For about 20 years, the program has run from just after 8 a.m. until just before 8:30 a.m. for any student wanting fresh fruit, milk, cereal, toast and yogurt. It is entirely run by volunteers.
The school's principal, Jared Purdy, said it's open to anyone, doubling as a social gathering for students and staff. Food from the program is also used to provide snacks and lunches for kids who might not have them.
But Central's program doesn't come cheap, with the bill approaching $600 in some months.
Like all school breakfast programs in Nova Scotia, Central gets funding from the province through Nourish Nova Scotia, a non-profit group that helps promote healthy eating. The money usually gets the school to January, Purdy said, but from there they require community support.
Fortunately, it's there in spades from local businesses and citizens.
"Whenever people come into the school, they're not asking about supplies, they're not asking about classroom materials, their first question is, 'How's your breakfast program doing.

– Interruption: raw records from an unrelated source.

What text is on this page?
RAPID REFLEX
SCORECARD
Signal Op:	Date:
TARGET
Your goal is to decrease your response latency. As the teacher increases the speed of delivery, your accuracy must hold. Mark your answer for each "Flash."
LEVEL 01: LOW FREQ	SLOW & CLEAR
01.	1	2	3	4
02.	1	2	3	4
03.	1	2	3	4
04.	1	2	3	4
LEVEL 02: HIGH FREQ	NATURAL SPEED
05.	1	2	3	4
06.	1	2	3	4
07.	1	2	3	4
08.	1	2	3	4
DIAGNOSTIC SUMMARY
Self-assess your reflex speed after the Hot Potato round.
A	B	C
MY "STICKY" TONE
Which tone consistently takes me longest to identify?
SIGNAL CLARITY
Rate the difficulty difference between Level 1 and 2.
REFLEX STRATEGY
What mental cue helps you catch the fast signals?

What can we do to help?'" Purdy said.
From 98 schools to 350 since 2005
Margo Riebe-Butt, the executive director of Nourish Nova Scotia, said provincial funding was never supposed to cover all program costs, but given there hasn't been an increase since 2005 when 98 schools had programs, new funding is desperately needed.
"Now we're over 350 [schools] and that budget has been the same," she said.
More help will be coming this autumn. An additional $1.1 million will be included in the provincial budget when it is introduced later this month, according to a Health Department spokesperson, bringing total funding to $1.975 million.
Riebe-Butt said the new money will allow Nourish to make sure schools that want a breakfast program can have one, and others operating at partial capacity can expand to five days a week.
"We know that kids come to school hungry each and every day," she said.
Looking to Ottawa for help
But even that new funding only goes so far. With the province and local communities contributing to programs around Nova Scotia, Riebe-Butt said the group is now advocating for a commitment from the federal government.
"That's the piece of the pie that's missing," she said.
"You have parents contributing, you have corporations, you have provincial governments, but the feds are not at the table at all."